We sought to define a subset of patients with a higher likelihood of benefit from preoperative ADT.
PATIENTS AND METHODS: An institutional database including consecutive patients receiving definitive surgery for localized prostate cancer was interrogated. Patients recorded as having received preoperative ADT were matched in a 1:2 fashion to patients who had not received previous ADT. Patients were matched on the basis of clinicopathologic characteristics, use of adjuvant treatment strategies, and duration of prostate-specific antigen follow-up. Time to biochemical recurrence (TTBR) was compared using the Kaplan-Meier method and log-rank test for the overall study population and in subsets defined according to D'Amico risk.

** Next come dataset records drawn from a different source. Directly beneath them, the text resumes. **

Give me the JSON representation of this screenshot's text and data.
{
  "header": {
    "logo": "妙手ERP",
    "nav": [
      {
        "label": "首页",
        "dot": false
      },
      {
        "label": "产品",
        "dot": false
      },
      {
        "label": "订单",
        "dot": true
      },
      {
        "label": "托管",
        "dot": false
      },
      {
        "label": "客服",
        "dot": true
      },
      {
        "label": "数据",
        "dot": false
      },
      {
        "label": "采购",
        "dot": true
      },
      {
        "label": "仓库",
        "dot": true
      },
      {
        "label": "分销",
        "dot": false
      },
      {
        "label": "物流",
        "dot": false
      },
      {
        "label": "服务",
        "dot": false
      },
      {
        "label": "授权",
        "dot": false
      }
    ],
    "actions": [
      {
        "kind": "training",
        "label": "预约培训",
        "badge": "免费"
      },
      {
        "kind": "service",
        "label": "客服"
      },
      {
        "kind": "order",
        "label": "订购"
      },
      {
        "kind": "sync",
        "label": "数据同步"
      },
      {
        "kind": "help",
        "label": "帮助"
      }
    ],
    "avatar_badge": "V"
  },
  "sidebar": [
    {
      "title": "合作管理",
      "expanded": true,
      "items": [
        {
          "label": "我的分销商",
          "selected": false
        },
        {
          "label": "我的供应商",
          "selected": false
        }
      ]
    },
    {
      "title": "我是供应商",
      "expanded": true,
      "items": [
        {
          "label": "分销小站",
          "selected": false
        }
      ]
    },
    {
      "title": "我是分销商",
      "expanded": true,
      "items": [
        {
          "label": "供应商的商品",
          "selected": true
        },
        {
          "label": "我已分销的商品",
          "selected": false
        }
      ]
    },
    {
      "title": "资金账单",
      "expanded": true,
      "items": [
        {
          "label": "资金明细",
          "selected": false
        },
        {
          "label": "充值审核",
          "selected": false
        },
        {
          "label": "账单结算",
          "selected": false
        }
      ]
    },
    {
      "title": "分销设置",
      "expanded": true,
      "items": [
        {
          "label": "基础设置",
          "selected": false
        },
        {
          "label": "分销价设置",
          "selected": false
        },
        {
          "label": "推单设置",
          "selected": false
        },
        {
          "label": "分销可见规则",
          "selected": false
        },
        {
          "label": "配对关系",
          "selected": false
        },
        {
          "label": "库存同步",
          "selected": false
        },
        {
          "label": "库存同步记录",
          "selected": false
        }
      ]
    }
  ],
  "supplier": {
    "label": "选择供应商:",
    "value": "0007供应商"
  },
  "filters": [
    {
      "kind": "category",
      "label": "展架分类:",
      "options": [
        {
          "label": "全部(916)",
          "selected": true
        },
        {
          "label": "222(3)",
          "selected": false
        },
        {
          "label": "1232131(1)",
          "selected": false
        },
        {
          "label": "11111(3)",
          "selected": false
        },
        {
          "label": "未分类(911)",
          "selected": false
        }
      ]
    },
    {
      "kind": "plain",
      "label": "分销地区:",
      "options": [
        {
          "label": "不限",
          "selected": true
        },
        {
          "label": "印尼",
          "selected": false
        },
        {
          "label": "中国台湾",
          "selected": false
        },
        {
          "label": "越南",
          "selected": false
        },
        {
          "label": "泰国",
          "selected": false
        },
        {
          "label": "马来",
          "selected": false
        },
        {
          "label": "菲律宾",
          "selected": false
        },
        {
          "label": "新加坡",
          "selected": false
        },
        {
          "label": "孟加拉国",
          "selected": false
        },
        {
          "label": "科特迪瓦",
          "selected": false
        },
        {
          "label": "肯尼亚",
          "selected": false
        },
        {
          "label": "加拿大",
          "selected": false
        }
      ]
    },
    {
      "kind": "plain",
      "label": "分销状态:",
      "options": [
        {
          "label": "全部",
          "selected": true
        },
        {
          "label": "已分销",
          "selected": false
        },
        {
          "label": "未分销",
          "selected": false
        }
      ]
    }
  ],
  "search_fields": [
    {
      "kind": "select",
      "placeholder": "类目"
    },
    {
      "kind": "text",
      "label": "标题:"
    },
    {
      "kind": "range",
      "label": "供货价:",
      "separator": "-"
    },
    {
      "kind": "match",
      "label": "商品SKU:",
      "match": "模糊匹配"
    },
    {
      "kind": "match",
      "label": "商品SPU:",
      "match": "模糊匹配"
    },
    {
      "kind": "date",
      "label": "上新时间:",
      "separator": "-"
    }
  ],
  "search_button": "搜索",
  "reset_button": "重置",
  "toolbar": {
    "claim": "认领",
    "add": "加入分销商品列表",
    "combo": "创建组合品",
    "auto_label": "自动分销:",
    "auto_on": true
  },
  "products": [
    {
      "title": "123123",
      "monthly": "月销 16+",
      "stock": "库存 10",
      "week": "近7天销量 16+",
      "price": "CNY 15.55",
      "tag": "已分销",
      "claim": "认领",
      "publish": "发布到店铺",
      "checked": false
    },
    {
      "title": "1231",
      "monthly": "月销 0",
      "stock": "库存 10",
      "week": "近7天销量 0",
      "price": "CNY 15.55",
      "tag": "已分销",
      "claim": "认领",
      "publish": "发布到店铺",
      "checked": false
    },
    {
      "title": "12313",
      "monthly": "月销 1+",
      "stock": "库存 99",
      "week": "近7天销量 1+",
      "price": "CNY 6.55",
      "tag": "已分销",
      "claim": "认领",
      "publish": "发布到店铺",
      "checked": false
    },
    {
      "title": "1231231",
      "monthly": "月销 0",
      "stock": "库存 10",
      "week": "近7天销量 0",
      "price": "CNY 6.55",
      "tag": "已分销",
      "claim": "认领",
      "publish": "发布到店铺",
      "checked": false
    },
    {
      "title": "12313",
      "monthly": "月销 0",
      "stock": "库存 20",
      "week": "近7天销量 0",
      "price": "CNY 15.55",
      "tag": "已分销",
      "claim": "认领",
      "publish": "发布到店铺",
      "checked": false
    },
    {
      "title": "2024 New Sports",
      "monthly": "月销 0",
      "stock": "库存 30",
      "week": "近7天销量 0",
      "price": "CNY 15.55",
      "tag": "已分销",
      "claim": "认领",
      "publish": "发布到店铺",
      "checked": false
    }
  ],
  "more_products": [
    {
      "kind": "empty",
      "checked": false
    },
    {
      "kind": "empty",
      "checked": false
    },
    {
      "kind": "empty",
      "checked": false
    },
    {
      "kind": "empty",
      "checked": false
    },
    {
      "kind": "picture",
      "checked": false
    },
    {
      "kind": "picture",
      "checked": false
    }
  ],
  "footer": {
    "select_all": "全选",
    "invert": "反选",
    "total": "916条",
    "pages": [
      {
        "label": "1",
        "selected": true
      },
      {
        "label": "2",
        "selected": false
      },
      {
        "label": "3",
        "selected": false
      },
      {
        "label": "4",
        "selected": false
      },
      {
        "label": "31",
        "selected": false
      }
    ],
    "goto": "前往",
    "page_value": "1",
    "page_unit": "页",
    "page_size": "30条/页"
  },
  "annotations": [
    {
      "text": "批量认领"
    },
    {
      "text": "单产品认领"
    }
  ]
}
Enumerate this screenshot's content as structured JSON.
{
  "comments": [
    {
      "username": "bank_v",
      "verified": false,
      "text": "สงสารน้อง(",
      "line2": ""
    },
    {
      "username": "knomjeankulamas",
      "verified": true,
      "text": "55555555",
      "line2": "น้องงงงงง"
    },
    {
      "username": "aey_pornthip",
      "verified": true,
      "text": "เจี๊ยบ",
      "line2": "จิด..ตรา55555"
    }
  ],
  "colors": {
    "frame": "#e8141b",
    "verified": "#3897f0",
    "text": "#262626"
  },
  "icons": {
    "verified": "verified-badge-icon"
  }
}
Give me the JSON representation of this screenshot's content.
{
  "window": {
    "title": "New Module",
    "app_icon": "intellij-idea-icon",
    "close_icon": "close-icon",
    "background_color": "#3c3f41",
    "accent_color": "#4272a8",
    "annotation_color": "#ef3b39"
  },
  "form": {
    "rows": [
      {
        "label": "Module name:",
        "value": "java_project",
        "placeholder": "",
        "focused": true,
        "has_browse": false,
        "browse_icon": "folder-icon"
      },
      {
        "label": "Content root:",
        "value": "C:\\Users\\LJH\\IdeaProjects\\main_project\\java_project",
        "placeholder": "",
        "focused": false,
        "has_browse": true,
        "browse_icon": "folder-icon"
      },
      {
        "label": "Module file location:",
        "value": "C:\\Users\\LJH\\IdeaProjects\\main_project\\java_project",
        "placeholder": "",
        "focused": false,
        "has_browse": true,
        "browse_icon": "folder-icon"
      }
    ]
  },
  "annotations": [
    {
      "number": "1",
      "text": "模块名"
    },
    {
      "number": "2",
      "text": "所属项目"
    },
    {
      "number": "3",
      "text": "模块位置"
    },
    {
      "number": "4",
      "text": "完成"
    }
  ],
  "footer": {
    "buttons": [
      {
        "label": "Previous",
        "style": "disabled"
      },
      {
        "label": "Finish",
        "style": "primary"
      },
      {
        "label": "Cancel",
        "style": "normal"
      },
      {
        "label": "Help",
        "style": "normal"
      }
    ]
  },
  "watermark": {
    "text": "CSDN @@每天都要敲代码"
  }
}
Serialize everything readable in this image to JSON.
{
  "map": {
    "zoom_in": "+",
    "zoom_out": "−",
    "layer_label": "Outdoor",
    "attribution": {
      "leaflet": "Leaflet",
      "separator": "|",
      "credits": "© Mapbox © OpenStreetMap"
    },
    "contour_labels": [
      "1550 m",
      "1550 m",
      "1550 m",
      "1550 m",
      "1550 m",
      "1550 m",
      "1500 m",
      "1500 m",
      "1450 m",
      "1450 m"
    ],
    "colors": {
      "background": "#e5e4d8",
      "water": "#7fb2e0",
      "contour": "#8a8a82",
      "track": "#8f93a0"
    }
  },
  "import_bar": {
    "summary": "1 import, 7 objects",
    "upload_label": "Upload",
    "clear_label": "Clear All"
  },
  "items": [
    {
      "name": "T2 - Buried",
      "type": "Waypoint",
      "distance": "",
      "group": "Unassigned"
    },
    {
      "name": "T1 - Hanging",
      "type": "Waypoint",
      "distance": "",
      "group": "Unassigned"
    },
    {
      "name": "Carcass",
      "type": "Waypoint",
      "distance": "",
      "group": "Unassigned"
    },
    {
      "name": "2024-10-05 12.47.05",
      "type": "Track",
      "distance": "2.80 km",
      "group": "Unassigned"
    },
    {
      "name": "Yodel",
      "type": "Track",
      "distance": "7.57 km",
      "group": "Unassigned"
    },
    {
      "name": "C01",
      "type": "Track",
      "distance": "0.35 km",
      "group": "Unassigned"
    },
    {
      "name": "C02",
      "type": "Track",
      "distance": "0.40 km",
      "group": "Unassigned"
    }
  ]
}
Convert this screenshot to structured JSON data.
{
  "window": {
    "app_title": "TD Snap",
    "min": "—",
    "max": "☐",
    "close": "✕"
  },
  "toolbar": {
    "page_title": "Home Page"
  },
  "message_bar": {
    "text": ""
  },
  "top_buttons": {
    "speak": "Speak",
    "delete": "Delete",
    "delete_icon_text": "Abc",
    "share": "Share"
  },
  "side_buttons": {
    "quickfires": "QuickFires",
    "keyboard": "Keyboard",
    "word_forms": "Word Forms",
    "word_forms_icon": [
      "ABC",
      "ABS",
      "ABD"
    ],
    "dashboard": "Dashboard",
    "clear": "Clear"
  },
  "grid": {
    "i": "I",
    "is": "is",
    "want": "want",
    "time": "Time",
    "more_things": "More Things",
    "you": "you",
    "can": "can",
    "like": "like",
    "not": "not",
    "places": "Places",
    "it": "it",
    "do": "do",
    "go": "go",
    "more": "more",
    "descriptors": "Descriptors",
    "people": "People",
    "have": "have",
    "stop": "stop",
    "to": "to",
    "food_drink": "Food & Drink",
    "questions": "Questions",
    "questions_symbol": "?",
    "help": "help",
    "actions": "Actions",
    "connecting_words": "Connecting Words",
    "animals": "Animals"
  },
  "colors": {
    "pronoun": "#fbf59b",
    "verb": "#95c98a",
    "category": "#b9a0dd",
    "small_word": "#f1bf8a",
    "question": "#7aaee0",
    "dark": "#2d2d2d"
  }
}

RESULTS: No significant differences in clinicopathologic characteristics were noted between recipients (n = 101) and matched nonrecipients (n = 196) of preoperative ADT. Although not statistically significant, positive surgical margin rates, seminal vesicle invasion, and extracapsular extension were less frequent in patients receiving preoperative ADT. Furthermore, a lesser incidence of perioperative complications was noted in this group (7.4% vs. 18.4%). No significant differences were noted in TTBR between recipients and nonrecipients of preoperative ADT in the overall study population. However, among patients with high-risk disease, TTBR was significantly longer in patients who had received preoperative ADT (P = .004).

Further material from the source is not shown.